The Budget Debate, IX
Jonathan Rauch has a nice summary of the issues in the Budget debate.
The economists note that if tax cuts are paid for through higher deficits instead of lower spending, the government borrows back from the economy the capital that it injects. The administration retorts that its dividend tax cut will improve the allocation of capital, increasing economic efficiency and thus growth. Fair enough, but few economists believe that the gains from efficiency would offset more than a small portion of the increases in deficits…
…Bush the gambler is betting that he will come out looking like President Reagan, whose deficits bought economic reforms and a stronger national defense.
He may. On the other hand, he may come out looking more like President Nixon, whose profligate fiscal policies (especially his 20 percent Social Security hike, ostentatiously implemented a few weeks before the 1972 election) have caused fiscal heartburn to this day.
Rauch’s piece may make it appear that there is a strong consensus among economists that the tax cuts will hurt economic growth.
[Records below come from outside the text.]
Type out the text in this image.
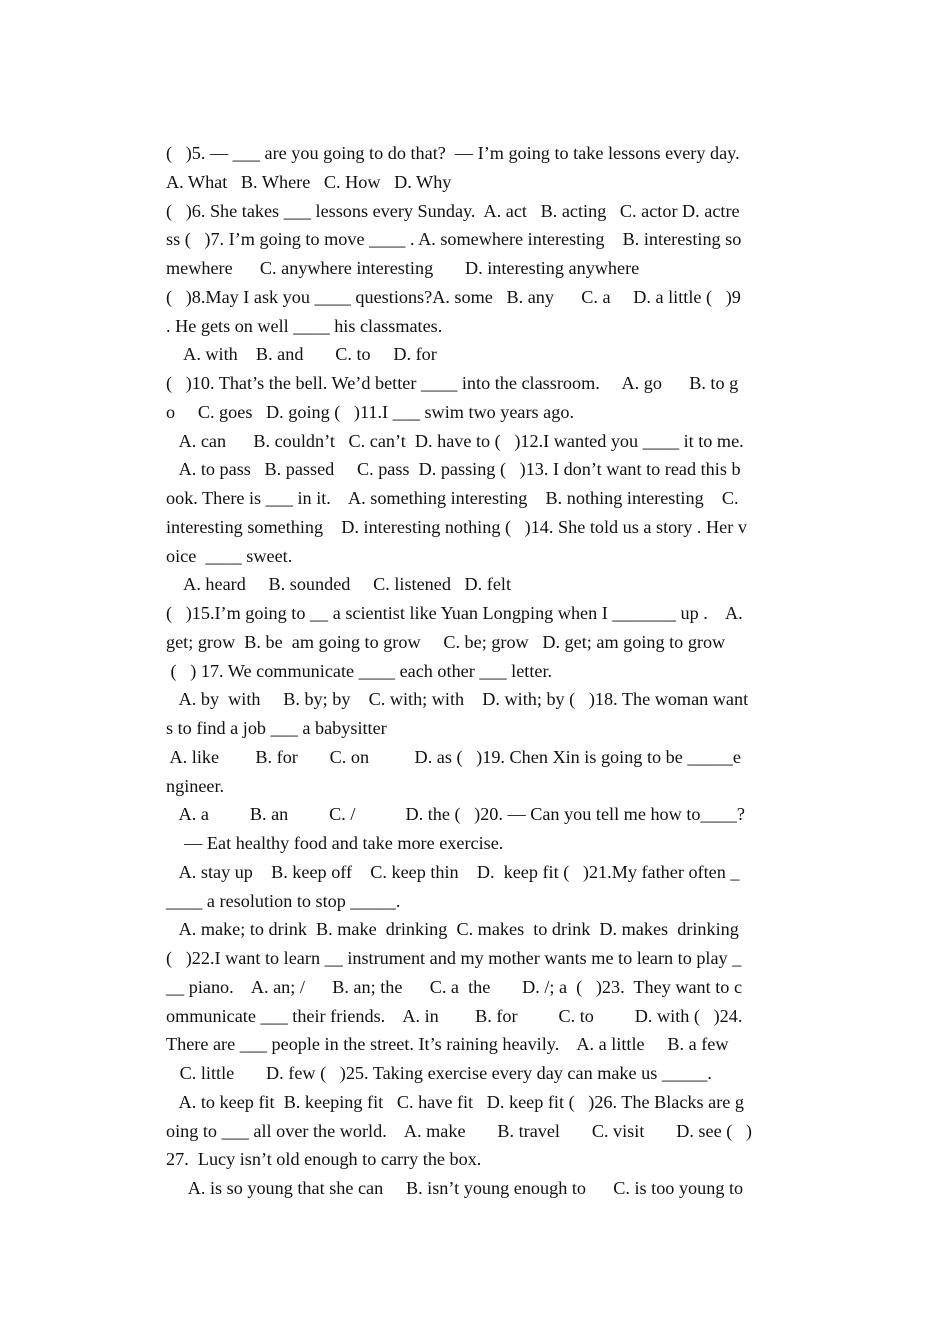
(   )5. — ___ are you going to do that?  — I’m going to take lessons every day.
A. What   B. Where   C. How   D. Why
(   )6. She takes ___ lessons every Sunday.  A. act   B. acting   C. actor D. actre
ss (   )7. I’m going to move ____ . A. somewhere interesting    B. interesting so
mewhere      C. anywhere interesting       D. interesting anywhere
(   )8.May I ask you ____ questions?A. some   B. any      C. a     D. a little (   )9
. He gets on well ____ his classmates.
A. with    B. and       C. to     D. for
(   )10. That’s the bell. We’d better ____ into the classroom.     A. go      B. to g
o     C. goes   D. going (   )11.I ___ swim two years ago.
A. can      B. couldn’t   C. can’t  D. have to (   )12.I wanted you ____ it to me.
A. to pass   B. passed     C. pass  D. passing (   )13. I don’t want to read this b
ook. There is ___ in it.    A. something interesting    B. nothing interesting    C.
interesting something    D. interesting nothing (   )14. She told us a story . Her v
oice  ____ sweet.
A. heard     B. sounded     C. listened   D. felt
(   )15.I’m going to __ a scientist like Yuan Longping when I _______ up .    A.
get; grow  B. be  am going to grow     C. be; grow   D. get; am going to grow
(   ) 17. We communicate ____ each other ___ letter.
A. by  with     B. by; by    C. with; with    D. with; by (   )18. The woman want
s to find a job ___ a babysitter
A. like        B. for       C. on          D. as (   )19. Chen Xin is going to be _____e
ngineer.
A. a         B. an         C. /           D. the (   )20. — Can you tell me how to____?
— Eat healthy food and take more exercise.
A. stay up    B. keep off    C. keep thin    D.  keep fit (   )21.My father often _
____ a resolution to stop _____.
A. make; to drink  B. make  drinking  C. makes  to drink  D. makes  drinking
(   )22.I want to learn __ instrument and my mother wants me to learn to play _
__ piano.    A. an; /      B. an; the      C. a  the       D. /; a  (   )23.  They want to c
ommunicate ___ their friends.    A. in        B. for         C. to         D. with (   )24.
There are ___ people in the street. It’s raining heavily.    A. a little     B. a few
C. little       D. few (   )25. Taking exercise every day can make us _____.
A. to keep fit  B. keeping fit   C. have fit   D. keep fit (   )26. The Blacks are g
oing to ___ all over the world.    A. make       B. travel       C. visit       D. see (   )
27.  Lucy isn’t old enough to carry the box.
A. is so young that she can     B. isn’t young enough to      C. is too young to
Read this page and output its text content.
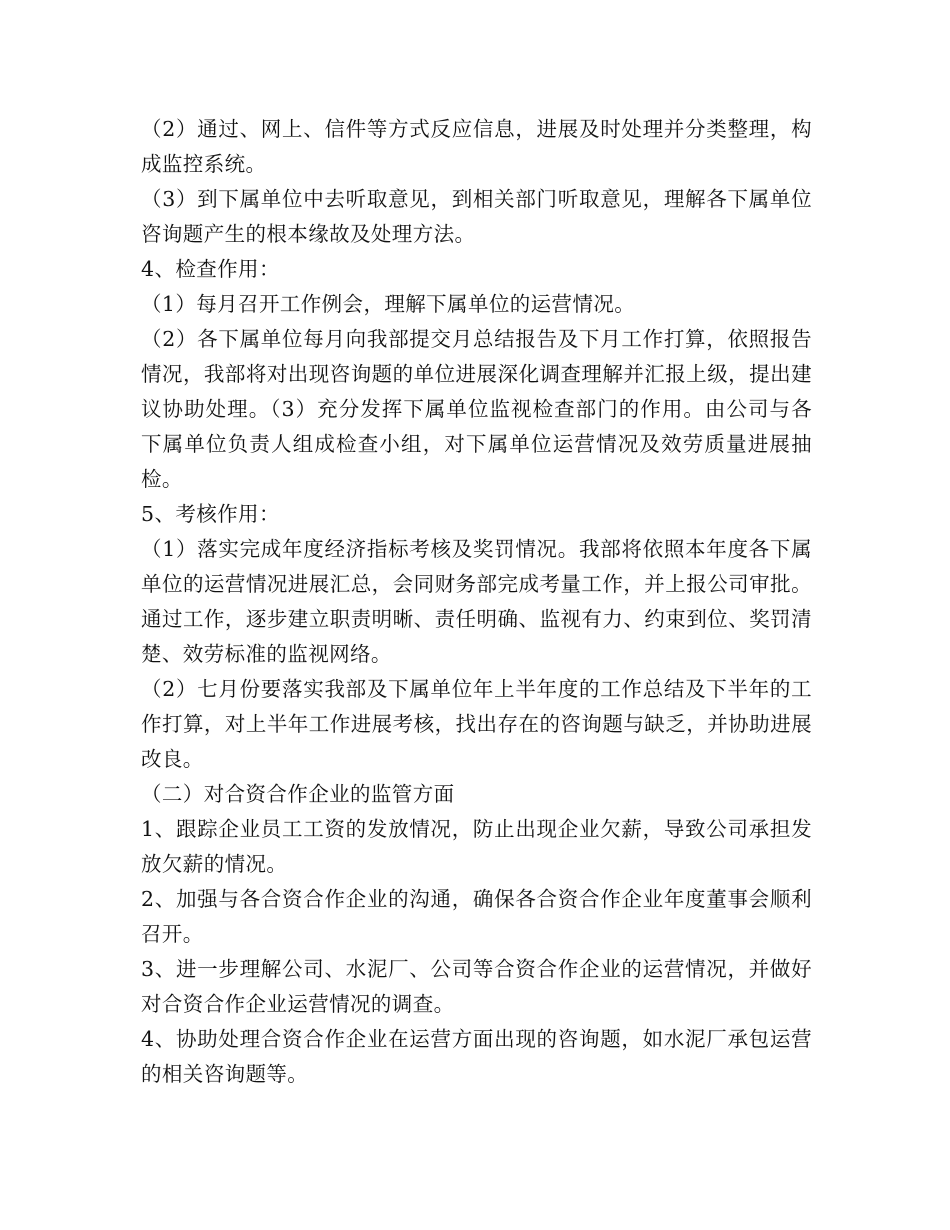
（2）通过、网上、信件等方式反应信息，进展及时处理并分类整理，构成监控系统。

（3）到下属单位中去听取意见，到相关部门听取意见，理解各下属单位咨询题产生的根本缘故及处理方法。

4、检查作用：

（1）每月召开工作例会，理解下属单位的运营情况。

（2）各下属单位每月向我部提交月总结报告及下月工作打算，依照报告情况，我部将对出现咨询题的单位进展深化调查理解并汇报上级，提出建议协助处理。（3）充分发挥下属单位监视检查部门的作用。由公司与各下属单位负责人组成检查小组，对下属单位运营情况及效劳质量进展抽检。

5、考核作用：

（1）落实完成年度经济指标考核及奖罚情况。我部将依照本年度各下属单位的运营情况进展汇总，会同财务部完成考量工作，并上报公司审批。通过工作，逐步建立职责明晰、责任明确、监视有力、约束到位、奖罚清楚、效劳标准的监视网络。

（2）七月份要落实我部及下属单位年上半年度的工作总结及下半年的工作打算，对上半年工作进展考核，找出存在的咨询题与缺乏，并协助进展改良。

（二）对合资合作企业的监管方面

1、跟踪企业员工工资的发放情况，防止出现企业欠薪，导致公司承担发放欠薪的情况。

2、加强与各合资合作企业的沟通，确保各合资合作企业年度董事会顺利召开。

3、进一步理解公司、水泥厂、公司等合资合作企业的运营情况，并做好对合资合作企业运营情况的调查。

4、协助处理合资合作企业在运营方面出现的咨询题，如水泥厂承包运营的相关咨询题等。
In fact, that is a delicate issue of political economy. Some economists, including Gary Becker and Milton Friedman, believe that tax cuts will induce the government to restrain spending below what it otherwise would be. Rather that treat government spending as fixed and the deficit as variable, they treat the deficit as fixed and the level of government spending as variable.
For Discussion. The Administration strategy is to be effusive about tax cuts but quiet about spending cuts. How will this play out, politically and economically?